Like it or not, influencers are here to stay. According to Influencer Marketing Hub’s 2019 survey, influencer marketing will become a $6.5 billion business in 2019 and half of survey respondents intend to spend at least 20% of their marketing budget on influencers. Although influencer marketing is used by both large and small businesses alike, it’s particularly appealing to small businesses and startups, which lack the marketing budgets of their more established counterparts. In fact, a 2019 Mediakix survey found the most common influencer marketing budget was $1,000 to $10,000 annually.
With limited budgets, scrappy startups and cash-constrained companies frequently try to leverage pre-existing relationships. It’s not uncommon for a small business owner to have a friend or acquaintance in the same industry who has a substantial Instagram following that consists primarily of the business’s target audience: you can throw that friend some cash or free product in exchange for a couple posts promoting your brand. The ease and informality of such transactions likely explains the rise of the “micro influencers” and “nano influencers.” Nano influencers—less than 5,000 followers—are used by 69% of companies using influencers, and Micro influencers—between 5,000 and 100,000 followers—are used by 98%.
While influencer marketing can be a relatively cheap and effective way to garner brand recognition, small businesses need to be careful. Influencer posts are a form of “native advertising,” i.e., ads that mimic and blend in with user-generated content. Because of this, they are susceptible to running afoul of deceptive advertising laws. According to the Federal Trade Commission (“FTC”), a “material connection,” i.e., a connection that might affect the credibility that consumers give the enforcement, must be “clearly and conspicuously” disclosed. In other words, it is deceptive if an influencer does not clearly indicate that the post was made in exchange for payment.
To comply with this rule, influencers are increasingly using unambiguous phrasing—like "paid for by X" or "this product was given to me by X"—or hashtags—such as #ad or #spon—to connote that they were paid for making the post. In 2016, only 1.1 million posts used such hashtags, but that number nearly tripled to 3.1 million in 2018 and is expected to increase to 4.4 million in 2019. Notwithstanding this progress, Marketing Hub’s survey found that only 11% of influencers were compliant with FTC guidelines.
As the FTC focuses more attention on combatting deceptive influencer-marketing, the dearth of disclosure could be problematic for both influencers and businesses that use influencers. The FTC has not had any problem pursuing companies who deceptively employ influencers.
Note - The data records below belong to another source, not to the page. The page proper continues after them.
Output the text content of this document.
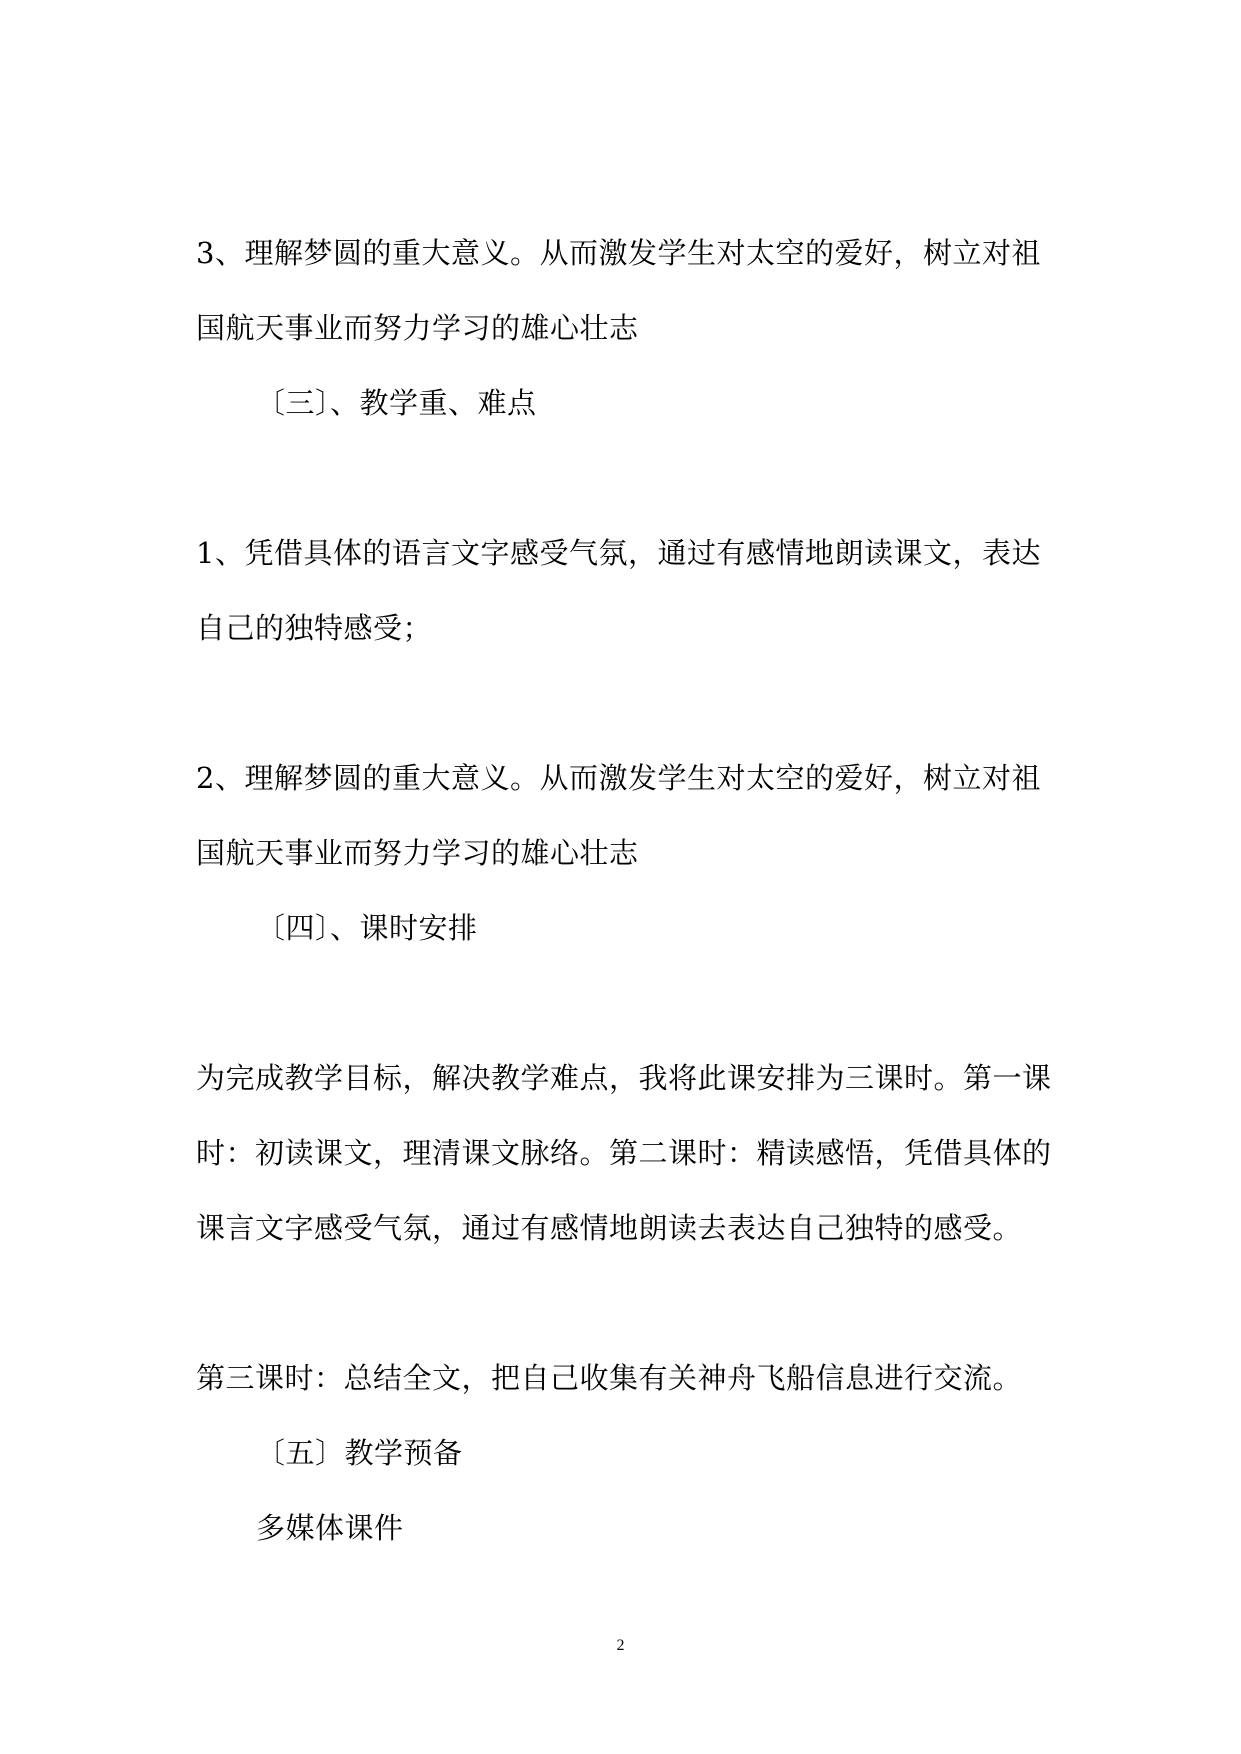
3、理解梦圆的重大意义。从而激发学生对太空的爱好，树立对祖
国航天事业而努力学习的雄心壮志
〔三〕、教学重、难点
1、凭借具体的语言文字感受气氛，通过有感情地朗读课文，表达
自己的独特感受；
2、理解梦圆的重大意义。从而激发学生对太空的爱好，树立对祖
国航天事业而努力学习的雄心壮志
〔四〕、课时安排
为完成教学目标，解决教学难点，我将此课安排为三课时。第一课
时：初读课文，理清课文脉络。第二课时：精读感悟，凭借具体的
课言文字感受气氛，通过有感情地朗读去表达自己独特的感受。
第三课时：总结全文，把自己收集有关神舟飞船信息进行交流。
〔五〕教学预备
多媒体课件
2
For example, in 2016, the FTC brought an action against Lord & Taylor, alleging the department store used online influencers to post themselves wearing the same dress, but failed to require the appropriate disclosures in the posts. More recently, in February 2019, the FTC settled an action with Creaxion Corporation, Inside Publications, LLC, and their principals, who obtained Olympic gold medalists as endorsers for their mosquito repellent, however, the athletes allegedly did not disclose that they were being paid in their social media posts.
The FTC has also begun to target influencers directly. In April 2017, the FTC sent out more than 90 warning letters, reminding influencers and marketers of their obligations when promoting products or services on social media. The FTC sent follow-up warnings in September 2017 to 21 influencers, including Lindsay Lohan and Naomi Campbell. That same year, the FTC brought its first-ever action against an influencer: the FTC alleged that two influencers/entrepreneurs made several posts, claiming to have won substantial amounts of money on CSGO Lotto, an online gambling service (technically, they were winning “skins” for the popular online video game CS:GO, which could be easily sold for money) without disclosing that they also owned the website.
And it’s not just the FTC. In 2018, the Securities and Exchange Commission settled charges against Floyd Mayweather Jr. and DJ Khaled for promoting Initial Coin Offerings on social media without disclosing that they received payments for those posts. In sum, the settlement cost Mayweather over $600,000 and Khaled over $150,000.
As the influencer industry grows, it will only draw more attention from regulators. In fact, the FTC is set to conduct a review of its rules and guidelines relating to product endorsements in 2020. Consequently, it is crucial for companies and influencers to understand and follow the rules and guidelines relating to endorsements and influencer-marketing. Companies need to be aware of the language—and disclosures— their influencers are using to promote their products.
You can protect your company by:
Learning and understanding the FTC guidance on influencer-marketing;
Vetting your influencers;
Setting clear guidelines for your influencers to follow, and monitoring for compliance; and
Consulting your lawyer.
UPDATE (6/10/19): The FTC recently demonstrated its continued propensity to regulate influencers. On June 7, 2019, the FTC announced that it sent warning letters to sellers of vaping liquids, raising issues about their use of influencer marketing, among other things.